You could show a square heatmap showing for each pair of source how many times they appear together. (On the diagonal, then, you have the total number of times that data appeared. And that heatmap is symmetrical)
cols=df.columns[:-1] # Ignoring `count`. You haven't said what it is and what to do with it
M=df[cols].values # Numpy array of values (just me being more comfortable with numpy. There are certainly direct ways in pandas)
matrix=(M[:,:,None] & M[:,None,:]).sum(axis=0)
coOccDf = pd.DataFrame(matrix, index=cols, columns=cols)
sns.heatmap(coOccDf, annot=True)

Edit
To take the count into account, the way OCa did (also upvoted :D), we can do that, without for loops
cols=df.columns[:-1] # Ignoring `count`. You haven't said what it is and what to do with it
counts=df['count'].values
M=df[cols].values # Numpy array of values (just me being more comfortable with numpy. There are certainly direct ways in pandas)
matrix=((M[:,:,None] & M[:,None,:])*counts[:,None,None]).sum(axis=0)
coOccDf = pd.DataFrame(matrix, index=cols, columns=cols)
sns.heatmap(coOccDf, annot=True)
This requires some explanation.
M
are the 2d array (shape (3,4) in the example) of the dataframe value, but for the count column.
1st axis is case number (well rows of dataframe. I am not sure what rows represent exactly here), and 2nd axis are the sources.
So M[:,:,None]
is a 3d array (shape (3,4,1) in the example). 1st axis, case number, 2nd axis source #1, and 3rd axis source #2. With source #2 being a void axis (for broadcasting later)
Likewise M[:,None,:]
is a 3d array (shape (3,1,4) in the example). 1st axis=case number, 2nd axis source #1, a void axis for broadcasting, and 3rd axis=source #2.
So, it is just M
. But with different arrangements (when printing M
, M[:,None,:]
or M[:,:,None]
all that change are some extra [
or ]
in the printing)
So, any operation between those 2, would create a broadcasting: axis of size 1 are virtually expanded as if they were of the same size as the corresponding axis in the other operand, repeating the value along it.
This is the way we use in numpy to write nested for loops, without actually writting the for loops (not for aesthetical reason, of course, but because it is way faster to trick numpy in doing the for loops, in C, than to write them, in python)
Just one example for broadcasting: np.array([1,2,3])[:,None]+np.array([10,20,30])[None,:]
. np.array([1,2,3])[:,None]
is a 3x1 array [[1],[2],[3]]
. np.array([10,20,30])[None,:]
is a 1×3 array: [[10,20,30]]
. So addition is as if we were adding [[1,1,1],[2,2,2],[3,3,3]]

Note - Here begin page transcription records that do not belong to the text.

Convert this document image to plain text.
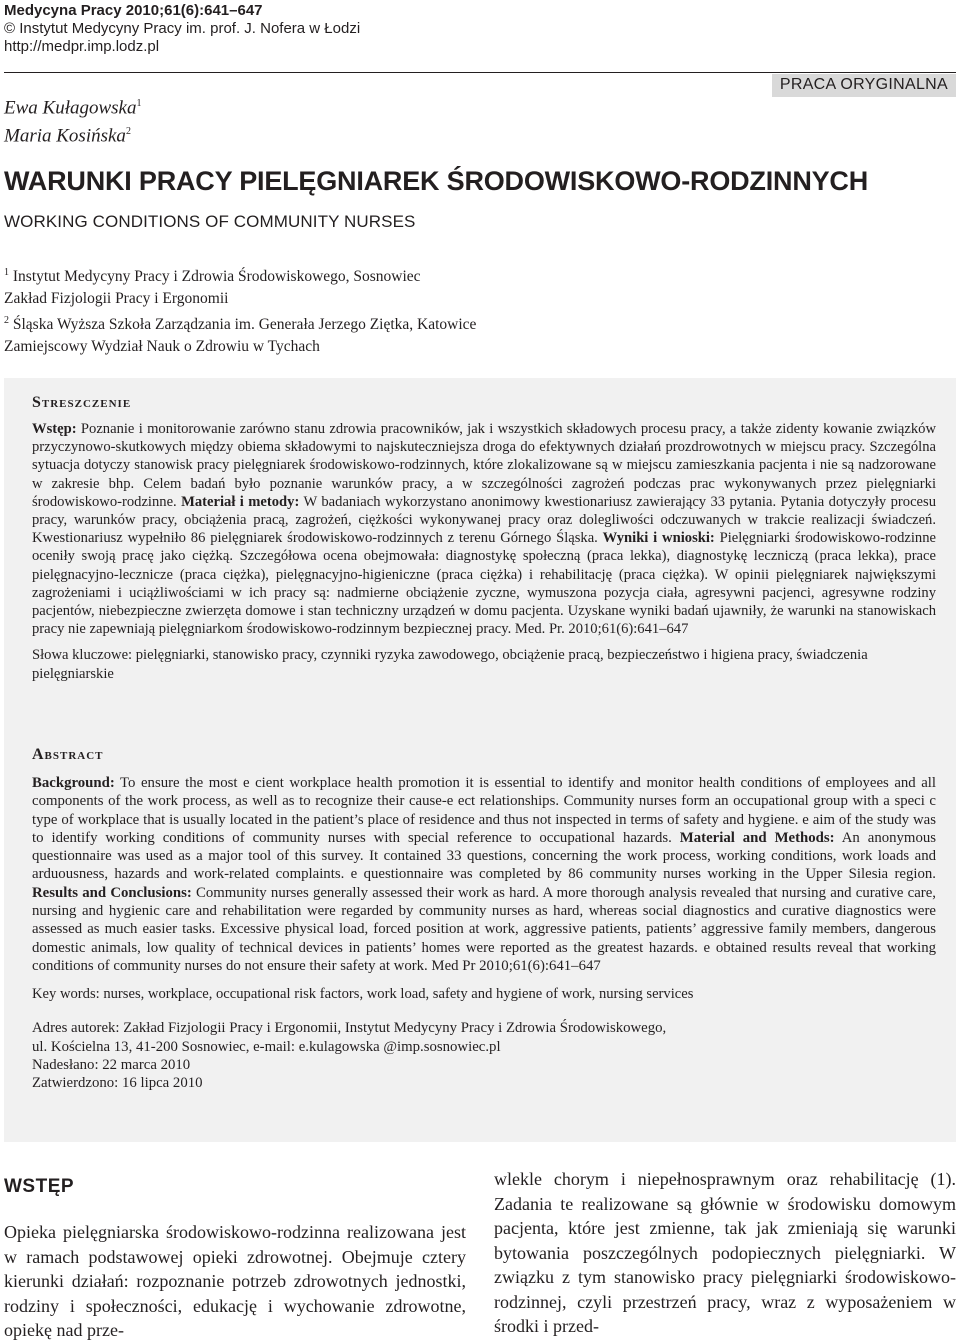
Medycyna Pracy 2010;61(6):641–647
© Instytut Medycyny Pracy im. prof. J. Nofera w Łodzi
http://medpr.imp.lodz.pl
PRACA ORYGINALNA
Ewa Kułagowska$^1$
Maria Kosińska$^2$
WARUNKI PRACY PIELĘGNIAREK ŚRODOWISKOWO-RODZINNYCH
WORKING CONDITIONS OF COMMUNITY NURSES
$^1$ Instytut Medycyny Pracy i Zdrowia Środowiskowego, Sosnowiec
Zakład Fizjologii Pracy i Ergonomii
$^2$ Śląska Wyższa Szkoła Zarządzania im. Generała Jerzego Ziętka, Katowice
Zamiejscowy Wydział Nauk o Zdrowiu w Tychach
Streszczenie

Wstęp: Poznanie i monitorowanie zarówno stanu zdrowia pracowników, jak i wszystkich składowych procesu pracy, a także zidenty kowanie związków przyczynowo-skutkowych między obiema składowymi to najskuteczniejsza droga do efektywnych działań prozdrowotnych w miejscu pracy. Szczególna sytuacja dotyczy stanowisk pracy pielęgniarek środowiskowo-rodzinnych, które zlokalizowane są w miejscu zamieszkania pacjenta i nie są nadzorowane w zakresie bhp. Celem badań było poznanie warunków pracy, a w szczególności zagrożeń podczas prac wykonywanych przez pielęgniarki środowiskowo-rodzinne. Materiał i metody: W badaniach wykorzystano anonimowy kwestionariusz zawierający 33 pytania. Pytania dotyczyły procesu pracy, warunków pracy, obciążenia pracą, zagrożeń, ciężkości wykonywanej pracy oraz dolegliwości odczuwanych w trakcie realizacji świadczeń. Kwestionariusz wypełniło 86 pielęgniarek środowiskowo-rodzinnych z terenu Górnego Śląska. Wyniki i wnioski: Pielęgniarki środowiskowo-rodzinne oceniły swoją pracę jako ciężką. Szczegółowa ocena obejmowała: diagnostykę społeczną (praca lekka), diagnostykę leczniczą (praca lekka), prace pielęgnacyjno-lecznicze (praca ciężka), pielęgnacyjno-higieniczne (praca ciężka) i rehabilitację (praca ciężka). W opinii pielęgniarek największymi zagrożeniami i uciążliwościami w ich pracy są: nadmierne obciążenie zyczne, wymuszona pozycja ciała, agresywni pacjenci, agresywne rodziny pacjentów, niebezpieczne zwierzęta domowe i stan techniczny urządzeń w domu pacjenta. Uzyskane wyniki badań ujawniły, że warunki na stanowiskach pracy nie zapewniają pielęgniarkom środowiskowo-rodzinnym bezpiecznej pracy. Med. Pr. 2010;61(6):641–647

Słowa kluczowe: pielęgniarki, stanowisko pracy, czynniki ryzyka zawodowego, obciążenie pracą, bezpieczeństwo i higiena pracy, świadczenia pielęgniarskie

Abstract

Background: To ensure the most e cient workplace health promotion it is essential to identify and monitor health conditions of employees and all components of the work process, as well as to recognize their cause-e ect relationships. Community nurses form an occupational group with a speci c type of workplace that is usually located in the patient’s place of residence and thus not inspected in terms of safety and hygiene. e aim of the study was to identify working conditions of community nurses with special reference to occupational hazards. Material and Methods: An anonymous questionnaire was used as a major tool of this survey. It contained 33 questions, concerning the work process, working conditions, work loads and arduousness, hazards and work-related complaints. e questionnaire was completed by 86 community nurses working in the Upper Silesia region. Results and Conclusions: Community nurses generally assessed their work as hard. A more thorough analysis revealed that nursing and curative care, nursing and hygienic care and rehabilitation were regarded by community nurses as hard, whereas social diagnostics and curative diagnostics were assessed as much easier tasks. Excessive physical load, forced position at work, aggressive patients, patients’ aggressive family members, dangerous domestic animals, low quality of technical devices in patients’ homes were reported as the greatest hazards. e obtained results reveal that working conditions of community nurses do not ensure their safety at work. Med Pr 2010;61(6):641–647

Key words: nurses, workplace, occupational risk factors, work load, safety and hygiene of work, nursing services

Adres autorek: Zakład Fizjologii Pracy i Ergonomii, Instytut Medycyny Pracy i Zdrowia Środowiskowego,
ul. Kościelna 13, 41-200 Sosnowiec, e-mail: e.kulagowska @imp.sosnowiec.pl
Nadesłano: 22 marca 2010
Zatwierdzono: 16 lipca 2010
WSTĘP

Opieka pielęgniarska środowiskowo-rodzinna realizowana jest w ramach podstawowej opieki zdrowotnej. Obejmuje cztery kierunki działań: rozpoznanie potrzeb zdrowotnych jednostki, rodziny i społeczności, edukację i wychowanie zdrowotne, opiekę nad prze-

wlekle chorym i niepełnosprawnym oraz rehabilitację (1). Zadania te realizowane są głównie w środowisku domowym pacjenta, które jest zmienne, tak jak zmieniają się warunki bytowania poszczególnych podopiecznych pielęgniarki. W związku z tym stanowisko pracy pielęgniarki środowiskowo-rodzinnej, czyli przestrzeń pracy, wraz z wyposażeniem w środki i przed-
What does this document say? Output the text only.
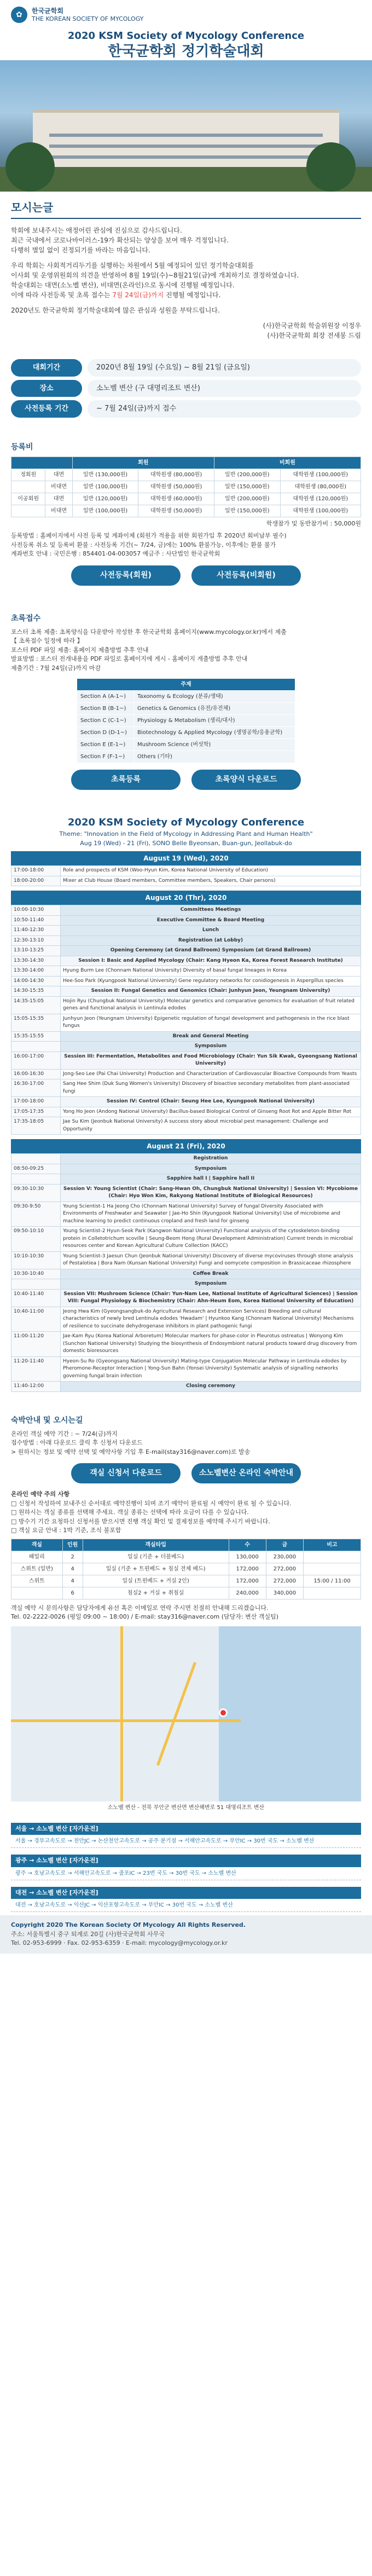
✿	한국균학회
THE KOREAN SOCIETY OF MYCOLOGY
2020 KSM Society of Mycology Conference
한국균학회 정기학술대회
모시는글
학회에 보내주시는 애정어린 관심에 진심으로 감사드립니다.
최근 국내에서 코로나바이러스-19가 확산되는 양상을 보여 매우 걱정입니다.
다행히 별일 없이 진정되기를 바라는 마음입니다.
우리 학회는 사회적거리두기를 실행하는 차원에서 5월 예정되어 있던 정기학술대회를
이사회 및 운영위원회의 의견을 반영하여 8월 19일(수)~8월21일(금)에 개최하기로 결정하였습니다.
학술대회는 대면(소노벨 변산), 비대면(온라인)으로 동시에 진행될 예정입니다.
이에 따라 사전등록 및 초록 접수는 7월 24일(금)까지 진행될 예정입니다.
2020년도 한국균학회 정기학술대회에 많은 관심과 성원을 부탁드립니다.
(사)한국균학회 학술위원장 이정우
(사)한국균학회 회장 전새봉 드림
대회기간	2020년 8월 19일 (수요일) ~ 8월 21일 (금요일)
장소	소노벨 변산 (구 대명리조트 변산)
사전등록 기간	~ 7월 24일(금)까지 접수
등록비
		회원		비회원	
정회원	대면	일반 (130,000원)	대학원생 (80,000원)	일반 (200,000원)	대학원생 (100,000원)
	비대면	일반 (100,000원)	대학원생 (50,000원)	일반 (150,000원)	대학원생 (80,000원)
이공회원	대면	일반 (120,000원)	대학원생 (60,000원)	일반 (200,000원)	대학원생 (120,000원)
	비대면	일반 (100,000원)	대학원생 (50,000원)	일반 (150,000원)	대학원생 (100,000원)
학생참가 및 동반참가비 : 50,000원
등록방법 : 홈페이지에서 사전 등록 및 계좌이체 (회원가 적용을 위한 회원가입 후 2020년 회비납부 필수)
사전등록 취소 및 등록비 환불 : 사전등록 기간(~ 7/24, 금)에는 100% 환불가능, 이후에는 환불 불가
계좌번호 안내 : 국민은행 : 854401-04-003057 예금주 : 사단법인 한국균학회
사전등록(회원)	사전등록(비회원)
초록접수
포스터 초록 제출: 초록양식을 다운받아 작성한 후 한국균학회 홈페이지(www.mycology.or.kr)에서 제출
【 초록접수 일정에 따라 】
포스터 PDF 파일 제출: 홈페이지 제출방법 추후 안내
발표방법 : 포스터 전개내용을 PDF 파일로 홈페이지에 게시 - 홈페이지 게출방법 추후 안내
제출기간 : 7월 24일(금)까지 마감
주제	
Section A (A-1~)	Taxonomy & Ecology (분류/생태)
Section B (B-1~)	Genetics & Genomics (유전/유전체)
Section C (C-1~)	Physiology & Metabolism (생리/대사)
Section D (D-1~)	Biotechnology & Applied Mycology (생명공학/응용균학)
Section E (E-1~)	Mushroom Science (버섯학)
Section F (F-1~)	Others (기타)
초록등록	초록양식 다운로드
2020 KSM Society of Mycology Conference
Theme: "Innovation in the Field of Mycology in Addressing Plant and Human Health"
Aug 19 (Wed) - 21 (Fri), SONO Belle Byeonsan, Buan-gun, Jeollabuk-do
August 19 (Wed), 2020
17:00-18:00	Role and prospects of KSM (Woo-Hyun Kim, Korea National University of Education)
18:00-20:00	Mixer at Club House (Board members, Committee members, Speakers, Chair persons)
August 20 (Thr), 2020
10:00-10:30	Committees Meetings
10:50-11:40	Executive Committee & Board Meeting
11:40-12:30	Lunch
12:30-13:10	Registration (at Lobby)
13:10-13:25	Opening Ceremony (at Grand Ballroom) Symposium (at Grand Ballroom)
13:30-14:30	Session I: Basic and Applied Mycology (Chair: Kang Hyeon Ka, Korea Forest Research Institute)
13:30-14:00	Hyung Burm Lee (Chonnam National University) Diversity of basal fungal lineages in Korea
14:00-14:30	Hee-Soo Park (Kyungpook National University) Gene regulatory networks for conidiogenesis in Aspergillus species
14:30-15:35	Session II: Fungal Genetics and Genomics (Chair: Junhyun Jeon, Yeungnam University)
14:35-15:05	Hojin Ryu (Chungbuk National University) Molecular genetics and comparative genomics for evaluation of fruit related genes and functional analysis in Lentinula edodes
15:05-15:35	Junhyun Jeon (Yeungnam University) Epigenetic regulation of fungal development and pathogenesis in the rice blast fungus
15:35-15:55	Break and General Meeting
	Symposium
16:00-17:00	Session III: Fermentation, Metabolites and Food Microbiology (Chair: Yun Sik Kwak, Gyeongsang National University)
16:00-16:30	Jong-Seo Lee (Pai Chai University) Production and Characterization of Cardiovascular Bioactive Compounds from Yeasts
16:30-17:00	Sang Hee Shim (Duk Sung Women's University) Discovery of bioactive secondary metabolites from plant-associated fungi
17:00-18:00	Session IV: Control (Chair: Seung Hee Lee, Kyungpook National University)
17:05-17:35	Yong Ho Jeon (Andong National University) Bacillus-based Biological Control of Ginseng Root Rot and Apple Bitter Rot
17:35-18:05	Jae Su Kim (Jeonbuk National University) A success story about microbial pest management: Challenge and Opportunity
August 21 (Fri), 2020
	Registration
08:50-09:25	Symposium
	Sapphire hall I | Sapphire hall II
09:30-10:30	Session V: Young Scientist (Chair: Sang-Hwan Oh, Chungbuk National University) | Session VI: Mycobiome (Chair: Hyo Won Kim, Rakyong National Institute of Biological Resources)
09:30-9:50	Young Scientist-1 Ha Jeong Cho (Chonnam National University) Survey of fungal Diversity Associated with Environments of Freshwater and Seawater | Jae-Ho Shin (Kyungpook National University) Use of microbiome and machine learning to predict continuous cropland and fresh land for ginseng
09:50-10:10	Young Scientist-2 Hyun-Seok Park (Kangwon National University) Functional analysis of the cytoskeleton-binding protein in Colletotrichum scoville | Seung-Beom Hong (Rural Development Administration) Current trends in microbial resources center and Korean Agricultural Culture Collection (KACC)
10:10-10:30	Young Scientist-3 Jaesun Chun (Jeonbuk National University) Discovery of diverse mycoviruses through stone analysis of Pestalotiea | Bora Nam (Kunsan National University) Fungi and oomycete composition in Brassicaceae rhizosphere
10:30-10:40	Coffee Break
	Symposium
10:40-11:40	Session VII: Mushroom Science (Chair: Yun-Nam Lee, National Institute of Agricultural Sciences) | Session VIII: Fungal Physiology & Biochemistry (Chair: Ahn-Heum Eom, Korea National University of Education)
10:40-11:00	Jeong Hwa Kim (Gyeongsangbuk-do Agricultural Research and Extension Services) Breeding and cultural characteristics of newly bred Lentinula edodes 'Hwadam' | Hyunkoo Kang (Chonnam National University) Mechanisms of resilience to succinate dehydrogenase inhibitors in plant pathogenic fungi
11:00-11:20	Jae-Kam Ryu (Korea National Arboretum) Molecular markers for phase-color in Pleurotus ostreatus | Wonyong Kim (Sunchon National University) Studying the biosynthesis of Endosymbiont natural products toward drug discovery from domestic bioresources
11:20-11:40	Hyeon-Su Ro (Gyeongsang National University) Mating-type Conjugation Molecular Pathway in Lentinula edodes by Pheromone-Receptor Interaction | Yong-Sun Bahn (Yonsei University) Systematic analysis of signalling networks governing fungal brain infection
11:40-12:00	Closing ceremony
숙박안내 및 오시는길
온라인 객실 예약 기간 : ~ 7/24(금)까지
접수방법 : 아래 다운로드 클릭 후 신청서 다운로드
> 원하시는 정보 및 예약 선택 및 예약사항 기입 후 E-mail(stay316@naver.com)로 발송
객실 신청서 다운로드	소노벨변산 온라인 숙박안내
온라인 예약 주의 사항
□ 신청서 작성하여 보내주신 순서대로 예약진행이 되며 조기 예약이 완료될 시 예약이 완료 될 수 있습니다.
□ 원하시는 객실 종류를 선택해 주세요. 객실 종류는 선택에 따라 요금이 다를 수 있습니다.
□ 방수기 기간 요청하신 신청서를 받으시면 진행 객실 확인 및 결제정보를 예약해 주시기 바랍니다.
□ 객실 요금 안내 : 1박 기준, 조식 불포함
객실	인원	객실타입	수	금	비고
패밀리	2	일실 (기준 + 더블베드)	130,000	230,000	
스위트 (일반)	4	일실 (기준 + 트윈베드 + 침실 전체 베드)	172,000	272,000	
스위트	4	일실 (트윈베드 + 거실 2인)	172,000	272,000	15:00 / 11:00
	6	침실2 + 거실 + 취침실	240,000	340,000	
객실 예약 시 문의사항은 담당자에게 유선 혹은 이메일로 연락 주시면 친절히 안내해 드리겠습니다.
Tel. 02-2222-0026 (평일 09:00 ~ 18:00) / E-mail: stay316@naver.com (담당자: 변산 객실팀)
소노벨 변산 - 전북 부안군 변산면 변산해변로 51 대명리조트 변산
서울 → 소노벨 변산 [자가운전]
서울 → 경부고속도로 → 천안JC → 논산천안고속도로 → 공주 분기점 → 서해안고속도로 → 부안IC → 30번 국도 → 소노벨 변산
광주 → 소노벨 변산 [자가운전]
광주 → 호남고속도로 → 서해안고속도로 → 줄포IC → 23번 국도 → 30번 국도 → 소노벨 변산
대전 → 소노벨 변산 [자가운전]
대전 → 호남고속도로 → 익산JC → 익산포항고속도로 → 부안IC → 30번 국도 → 소노벨 변산
Copyright 2020 The Korean Society Of Mycology All Rights Reserved.
주소: 서울특별시 중구 퇴계로 20길 (사)한국균학회 사무국
Tel. 02-953-6999 · Fax. 02-953-6359 · E-mail: mycology@mycology.or.kr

and [[10,20,30],[10,20,30],[10,20,30]]
: data is repeated along singleton axis. With result [[11,21,31],[12,22,32],[13,23,33]]
. Exactly as if I'd written for i in range(3): for j in range(3): res[i,j]=A[i]+B[j]
. Search "numpy broadcasting" for better explanations than this one. But this is what I do with my M
. Except that there are 3 axis, because I need 3 nested for loops: for i rows: for j in sources: for k in sources
, to count the number of common cases between source j and source k, for all combination of j and k.
So here M[:,:,None] & M[:,None,:]
is a 3d array, for each case i, and for all pair of sources j and k, a value (M[:,:,None] & M[:,None,:])[i,j,k]
, true iff in case i, both source j and k are present.
In my first version (M[:,:,None] & M[:,None,:]).sum(axis=0)
is therefore a 2d array, telling for all pairs of sources j and k, the number of cases having both source j and k (we summed along axis 0, that is along case axis the True/False aka 1/0 values).
In the second version, to take into account the count
, before summing, I multiply each case by a weight. But to be able to perform a multiplication between a 3d array (3,4,4), and the 3 values, I need another broadcast, [:,None,None]
, meaning that each of the 3 values, for each case, are virtually repeated 4x4 times.
In other words, is it as if I had written: for i in cases: for j in sources: for k in sources: res[i,j]+=(M[i,j]&M[i,k])*count[i]
I don't include another screenshot, because in that example, all count being 2, it would be the exact same as before, with all values multiplied by 2 (as we can see in OCa's).
It is not exactly the one-liner OCa'd called for. But that is just because I didn't want to obfuscate the computation. All the intermediary variable could be replaced by their values to produce a one-liner. The important point is: no for loops.